With the UNESCO nomination indefinitely suspended and the Forest Department and WCS expelled more than a year ago, the question remains whether the communities, the Forest Department and conservation groups can find common ground. Mongabay’s interviews with local Rawang revealed a cautious interest in coming together under certain conditions.
Hpong Ri Minn said that in the face of commercial interest, communities may need outside support to protect forest resources. “Forest items have gradually become valuable. In the long term, there will be resource trafficking and the trees will be cut down. [Communities] might be able to control it for the moment, but there will be difficulties the in long term,” he said.
At the same time, he emphasized that conservation efforts must incorporate local inputs and value customary practices. “The Forest Department should welcome the participation of communities and work together with them,” he told Mongabay. “The public welcomes any organization doing environmental conservation, but it must find methods which do not create any difficulty for the community.” To do this, he said, they should only make promises they could fulfill, and not impose regulations that infringe on local livelihoods.

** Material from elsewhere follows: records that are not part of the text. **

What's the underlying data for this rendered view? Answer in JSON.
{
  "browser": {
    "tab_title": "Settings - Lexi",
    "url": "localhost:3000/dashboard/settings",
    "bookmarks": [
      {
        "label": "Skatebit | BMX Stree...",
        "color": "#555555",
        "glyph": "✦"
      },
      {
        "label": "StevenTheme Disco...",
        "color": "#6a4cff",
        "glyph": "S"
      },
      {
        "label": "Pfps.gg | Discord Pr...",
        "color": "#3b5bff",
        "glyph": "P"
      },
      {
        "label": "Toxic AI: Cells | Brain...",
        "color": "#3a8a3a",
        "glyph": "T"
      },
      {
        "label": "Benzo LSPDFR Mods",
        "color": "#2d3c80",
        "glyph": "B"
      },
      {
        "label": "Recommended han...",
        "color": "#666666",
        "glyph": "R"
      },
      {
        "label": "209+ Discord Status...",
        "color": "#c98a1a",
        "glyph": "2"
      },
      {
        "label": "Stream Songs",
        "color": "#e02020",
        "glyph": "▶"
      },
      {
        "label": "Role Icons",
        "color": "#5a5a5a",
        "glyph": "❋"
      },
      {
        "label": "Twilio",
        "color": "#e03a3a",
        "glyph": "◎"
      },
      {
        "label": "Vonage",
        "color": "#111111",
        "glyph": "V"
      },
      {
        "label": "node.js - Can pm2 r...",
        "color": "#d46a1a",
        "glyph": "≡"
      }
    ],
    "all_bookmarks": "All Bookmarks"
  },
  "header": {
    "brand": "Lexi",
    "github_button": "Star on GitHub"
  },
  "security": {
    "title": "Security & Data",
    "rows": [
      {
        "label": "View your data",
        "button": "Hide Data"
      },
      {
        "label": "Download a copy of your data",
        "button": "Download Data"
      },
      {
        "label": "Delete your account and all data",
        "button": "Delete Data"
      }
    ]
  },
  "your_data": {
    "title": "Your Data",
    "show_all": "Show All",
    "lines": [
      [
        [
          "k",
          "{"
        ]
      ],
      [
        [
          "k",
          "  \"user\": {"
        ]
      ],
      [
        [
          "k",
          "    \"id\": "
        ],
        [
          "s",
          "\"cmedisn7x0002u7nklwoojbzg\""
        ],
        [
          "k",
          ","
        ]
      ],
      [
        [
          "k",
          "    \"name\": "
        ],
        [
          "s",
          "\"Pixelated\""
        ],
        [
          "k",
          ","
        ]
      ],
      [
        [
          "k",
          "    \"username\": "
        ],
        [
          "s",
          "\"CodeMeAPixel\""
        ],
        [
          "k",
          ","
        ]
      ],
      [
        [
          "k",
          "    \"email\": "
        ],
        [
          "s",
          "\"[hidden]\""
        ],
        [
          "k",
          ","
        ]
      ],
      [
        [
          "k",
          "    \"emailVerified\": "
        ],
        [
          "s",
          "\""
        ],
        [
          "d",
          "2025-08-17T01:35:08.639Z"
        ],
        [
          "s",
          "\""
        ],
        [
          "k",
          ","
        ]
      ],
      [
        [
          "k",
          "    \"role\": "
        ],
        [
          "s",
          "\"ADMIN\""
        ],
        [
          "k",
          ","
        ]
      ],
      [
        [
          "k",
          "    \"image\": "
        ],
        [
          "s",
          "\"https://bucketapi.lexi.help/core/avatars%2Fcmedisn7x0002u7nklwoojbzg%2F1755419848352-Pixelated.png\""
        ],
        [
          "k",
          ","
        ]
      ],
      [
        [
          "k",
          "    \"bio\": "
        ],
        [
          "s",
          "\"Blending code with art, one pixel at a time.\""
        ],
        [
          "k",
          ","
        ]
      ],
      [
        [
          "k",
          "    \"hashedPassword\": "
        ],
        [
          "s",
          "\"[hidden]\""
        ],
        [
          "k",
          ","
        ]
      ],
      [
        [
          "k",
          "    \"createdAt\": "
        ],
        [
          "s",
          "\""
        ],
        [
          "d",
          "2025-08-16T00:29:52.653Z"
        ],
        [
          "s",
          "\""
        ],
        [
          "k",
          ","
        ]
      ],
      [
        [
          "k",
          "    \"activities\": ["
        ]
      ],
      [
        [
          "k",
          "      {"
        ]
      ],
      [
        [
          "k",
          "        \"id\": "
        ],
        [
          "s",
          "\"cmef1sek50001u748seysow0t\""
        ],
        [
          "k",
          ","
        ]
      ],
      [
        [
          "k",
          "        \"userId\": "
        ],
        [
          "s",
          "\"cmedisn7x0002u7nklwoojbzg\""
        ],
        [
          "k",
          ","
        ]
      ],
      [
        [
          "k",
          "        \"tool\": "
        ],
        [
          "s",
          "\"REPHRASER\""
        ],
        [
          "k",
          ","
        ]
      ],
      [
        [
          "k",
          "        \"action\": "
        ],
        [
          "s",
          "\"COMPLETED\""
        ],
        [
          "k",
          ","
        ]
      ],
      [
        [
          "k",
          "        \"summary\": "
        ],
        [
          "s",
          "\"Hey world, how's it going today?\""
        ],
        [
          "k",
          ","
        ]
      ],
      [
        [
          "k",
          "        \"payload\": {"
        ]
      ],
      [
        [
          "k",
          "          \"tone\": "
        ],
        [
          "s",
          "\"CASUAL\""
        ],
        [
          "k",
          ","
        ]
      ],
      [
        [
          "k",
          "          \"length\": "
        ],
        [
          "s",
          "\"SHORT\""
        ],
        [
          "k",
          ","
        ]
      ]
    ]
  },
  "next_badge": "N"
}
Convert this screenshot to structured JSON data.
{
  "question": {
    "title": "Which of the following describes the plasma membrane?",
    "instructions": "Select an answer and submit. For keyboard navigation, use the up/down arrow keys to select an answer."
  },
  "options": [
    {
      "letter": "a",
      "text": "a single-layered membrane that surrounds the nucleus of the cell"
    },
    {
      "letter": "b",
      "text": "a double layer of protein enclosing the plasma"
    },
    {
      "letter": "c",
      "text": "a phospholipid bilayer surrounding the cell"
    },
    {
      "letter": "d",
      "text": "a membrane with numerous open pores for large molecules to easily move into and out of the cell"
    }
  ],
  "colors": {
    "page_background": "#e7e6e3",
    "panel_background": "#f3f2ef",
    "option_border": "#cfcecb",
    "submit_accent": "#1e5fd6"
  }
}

Phong Phong also welcomed engagement with the Forest Department and conservation groups, as long as communities could lead the conservation process. “If [the Forest Department] allows people who live in the park to manage it, there will be a greater chance to succeed,” he said, adding that the Forest Department and conservation groups must first “explain and show the people who are living on this land about the methods, and then cooperate with communities in the conservation process.”
U Thein Aung of the Forest Department seemed open to engagement as well. He told Mongabay that if Rawang communities accepted it, he hoped to organize training sessions on biodiversity conservation and sustainable livelihoods. “Most of the people rely on natural resources for their livelihood. They do not like legal prohibitions,” he said. “I think if most people could manage their livelihoods, no one would go hunting or poaching.”
“The answer is community collaboration,” said Ram Seng. “Local communities should have equal rights to manage [the forest]. [The Forest Department] should respect communities and value their ways of conservation … To conserve this area, the best solution is to allow the community to manage it as they used to do with technical support from organizations.”
“Only locals know when a forest deer gives birth, whether a plant is edible, and when is the right time to cut a tree,” he said. “From generation to generation, we have been conserving nature. Communities should manage [the forest], because we are the ones who know it best.”